Because we as the endusers decide on whether one cryptocurrency has value over another, we have the power to empower and dis-empower at a much greater level. While this sounds tumultuous, with enough participants it could be a much smoother ride as there is less opportunity for centralized manipulation and therefore, less opportunity for any one person to have a great deal more than anyone else in the same rate as it is in the world today. The reason is that due to the mobility and opt-in status, if the social network decides that they do not like the conditions, they opt-out.
Unlike a national currency, no one is tied to crypto.
What this can eventually lead to is a world where communities can form around currencies, or currencies around communities like could be the case with SMTs, and that community will be the deciding factor in the value of the currency they use, not some centralized authority that has no care about their community at all. If a Beanie Baby community wants to add a BB NFT they can and eventually, they won't be priced in centralized currencies, they will be tradeable across cryptos depending on needs.
I think a large part of the initial reason for centralized currencies was technological as it was only really possible to start trading widely across groups and varying products with a consistent marker. However, blockchains are able to not only track one currency, but could be used to compare values across multiple concurrently, being able to give a spot price at any given moment.
I can take a payment in Bitcoin, transfer it to Ethereum, buy a cryptokitty (Schrodinger's cryptocat project - is it alive or dead?), sell that cryptokitty for Enjin to play a game on a Samsung platform and after pwning, convert it into a token with which I can do my grocery shopping. The grocery store accepts the token because that is what they are going to convert into whatever needs they have for salaries and supply chain payments.

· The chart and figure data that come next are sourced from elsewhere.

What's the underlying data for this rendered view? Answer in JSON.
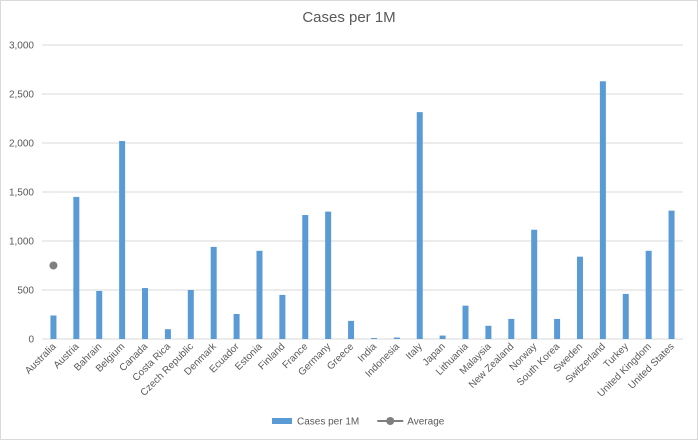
{
  "chart_data": {
    "type": "bar",
    "title": "Cases per 1M",
    "categories": [
      "Australia",
      "Austria",
      "Bahrain",
      "Belgium",
      "Canada",
      "Costa Rica",
      "Czech Republic",
      "Denmark",
      "Ecuador",
      "Estonia",
      "Finland",
      "France",
      "Germany",
      "Greece",
      "India",
      "Indonesia",
      "Italy",
      "Japan",
      "Lithuania",
      "Malaysia",
      "New Zealand",
      "Norway",
      "South Korea",
      "Sweden",
      "Switzerland",
      "Turkey",
      "United Kingdom",
      "United States"
    ],
    "series": [
      {
        "name": "Cases per 1M",
        "type": "bar",
        "color": "#5b9bd5",
        "values": [
          240,
          1450,
          490,
          2020,
          520,
          100,
          500,
          940,
          255,
          900,
          450,
          1265,
          1300,
          185,
          10,
          15,
          2315,
          35,
          340,
          135,
          205,
          1115,
          205,
          840,
          2630,
          460,
          900,
          1310
        ]
      },
      {
        "name": "Average",
        "type": "line",
        "color": "#7f7f7f",
        "values": [
          750,
          null,
          null,
          null,
          null,
          null,
          null,
          null,
          null,
          null,
          null,
          null,
          null,
          null,
          null,
          null,
          null,
          null,
          null,
          null,
          null,
          null,
          null,
          null,
          null,
          null,
          null,
          null
        ]
      }
    ],
    "ylim": [
      0,
      3000
    ],
    "yticks": [
      0,
      500,
      {
        "value": 1000,
        "label": "1,000"
      },
      {
        "value": 1500,
        "label": "1,500"
      },
      {
        "value": 2000,
        "label": "2,000"
      },
      {
        "value": 2500,
        "label": "2,500"
      },
      {
        "value": 3000,
        "label": "3,000"
      }
    ],
    "grid": true,
    "legend": "bottom"
  }
}
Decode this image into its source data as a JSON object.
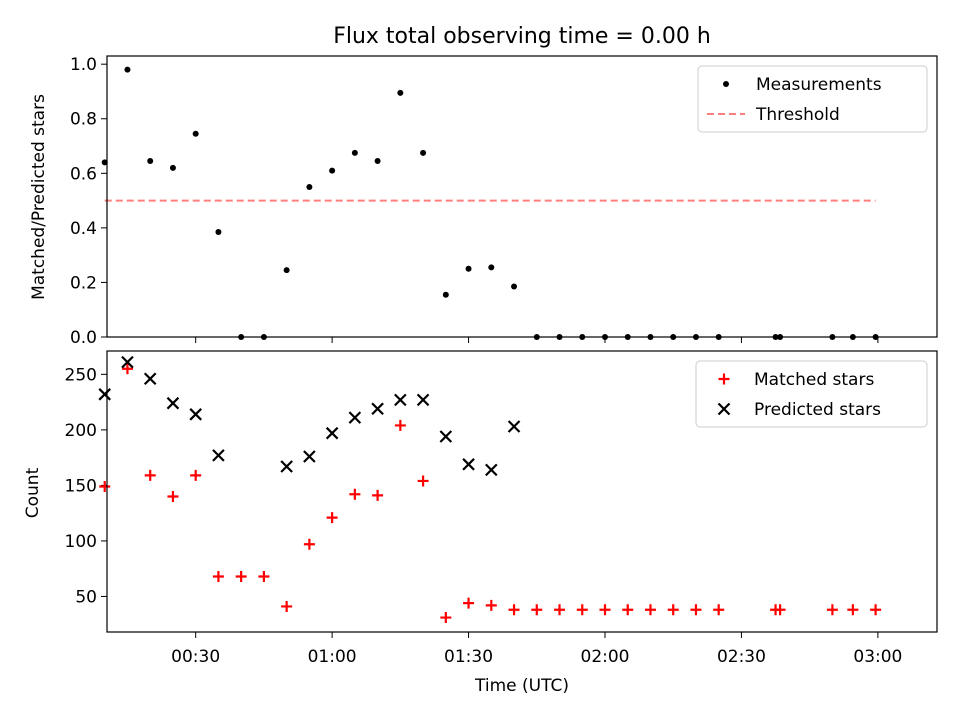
{
  "chart_data": {
    "title": "Flux total observing time = 0.00 h",
    "xlabel": "Time (UTC)",
    "x_unit": "minutes after 00:00 UTC",
    "xlim": [
      10.5,
      193
    ],
    "x_ticks": [
      {
        "value": 30,
        "label": "00:30"
      },
      {
        "value": 60,
        "label": "01:00"
      },
      {
        "value": 90,
        "label": "01:30"
      },
      {
        "value": 120,
        "label": "02:00"
      },
      {
        "value": 150,
        "label": "02:30"
      },
      {
        "value": 180,
        "label": "03:00"
      }
    ],
    "panels": [
      {
        "type": "scatter",
        "ylabel": "Matched/Predicted stars",
        "ylim": [
          0,
          1.03
        ],
        "y_ticks": [
          {
            "value": 0.0,
            "label": "0.0"
          },
          {
            "value": 0.2,
            "label": "0.2"
          },
          {
            "value": 0.4,
            "label": "0.4"
          },
          {
            "value": 0.6,
            "label": "0.6"
          },
          {
            "value": 0.8,
            "label": "0.8"
          },
          {
            "value": 1.0,
            "label": "1.0"
          }
        ],
        "legend_position": "top-right",
        "series": [
          {
            "name": "Measurements",
            "marker": "dot",
            "color": "#000000",
            "x": [
              10,
              15,
              20,
              25,
              30,
              35,
              40,
              45,
              50,
              55,
              60,
              65,
              70,
              75,
              80,
              85,
              90,
              95,
              100,
              105,
              110,
              115,
              120,
              125,
              130,
              135,
              140,
              145,
              157.5,
              158.5,
              170,
              174.5,
              179.5
            ],
            "y": [
              0.64,
              0.98,
              0.645,
              0.62,
              0.745,
              0.385,
              0.0,
              0.0,
              0.245,
              0.55,
              0.61,
              0.675,
              0.645,
              0.895,
              0.675,
              0.155,
              0.25,
              0.255,
              0.185,
              0.0,
              0.0,
              0.0,
              0.0,
              0.0,
              0.0,
              0.0,
              0.0,
              0.0,
              0.0,
              0.0,
              0.0,
              0.0,
              0.0
            ]
          },
          {
            "name": "Threshold",
            "type": "line",
            "style": "dashed",
            "color": "#ff7f7f",
            "x": [
              10,
              179.5
            ],
            "y": [
              0.5,
              0.5
            ]
          }
        ]
      },
      {
        "type": "scatter",
        "ylabel": "Count",
        "ylim": [
          18,
          271
        ],
        "y_ticks": [
          {
            "value": 50,
            "label": "50"
          },
          {
            "value": 100,
            "label": "100"
          },
          {
            "value": 150,
            "label": "150"
          },
          {
            "value": 200,
            "label": "200"
          },
          {
            "value": 250,
            "label": "250"
          }
        ],
        "legend_position": "top-right",
        "series": [
          {
            "name": "Matched stars",
            "marker": "plus",
            "color": "#ff0000",
            "x": [
              10,
              15,
              20,
              25,
              30,
              35,
              40,
              45,
              50,
              55,
              60,
              65,
              70,
              75,
              80,
              85,
              90,
              95,
              100,
              105,
              110,
              115,
              120,
              125,
              130,
              135,
              140,
              145,
              157.5,
              158.5,
              170,
              174.5,
              179.5
            ],
            "y": [
              149,
              255,
              159,
              140,
              159,
              68,
              68,
              68,
              41,
              97,
              121,
              142,
              141,
              204,
              154,
              31,
              44,
              42,
              38,
              38,
              38,
              38,
              38,
              38,
              38,
              38,
              38,
              38,
              38,
              38,
              38,
              38,
              38
            ]
          },
          {
            "name": "Predicted stars",
            "marker": "x",
            "color": "#000000",
            "x": [
              10,
              15,
              20,
              25,
              30,
              35,
              50,
              55,
              60,
              65,
              70,
              75,
              80,
              85,
              90,
              95,
              100
            ],
            "y": [
              232,
              261,
              246,
              224,
              214,
              177,
              167,
              176,
              197,
              211,
              219,
              227,
              227,
              194,
              169,
              164,
              203
            ]
          }
        ]
      }
    ]
  }
}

This was impossible for individuals to do until very recently - so we outsourced it to centralized authorities who then opted us into the system automatically with no built in opt out mechanism, other than the biological switch of death. Now we have the capabilities, the only reason we still stay in the systematic cage created for us is, we are scared to take the responsibility for ourselves and leave.
Yes, this process isn't going to be smooth, nor is it going to happen over night, but the transition and its success depends on the same laws of supply and demand that have always been in place. That which is in demand holds value and therefore, gets supplied. Stop demanding centralized currencies and at whatever rate we can, opt into decentralized options. Sure, there is a risk that we will fail and be left with nothing in the real world, but that is where we are headed anyway.
Do you take the smooth path of certain death, or the fork into the unknown?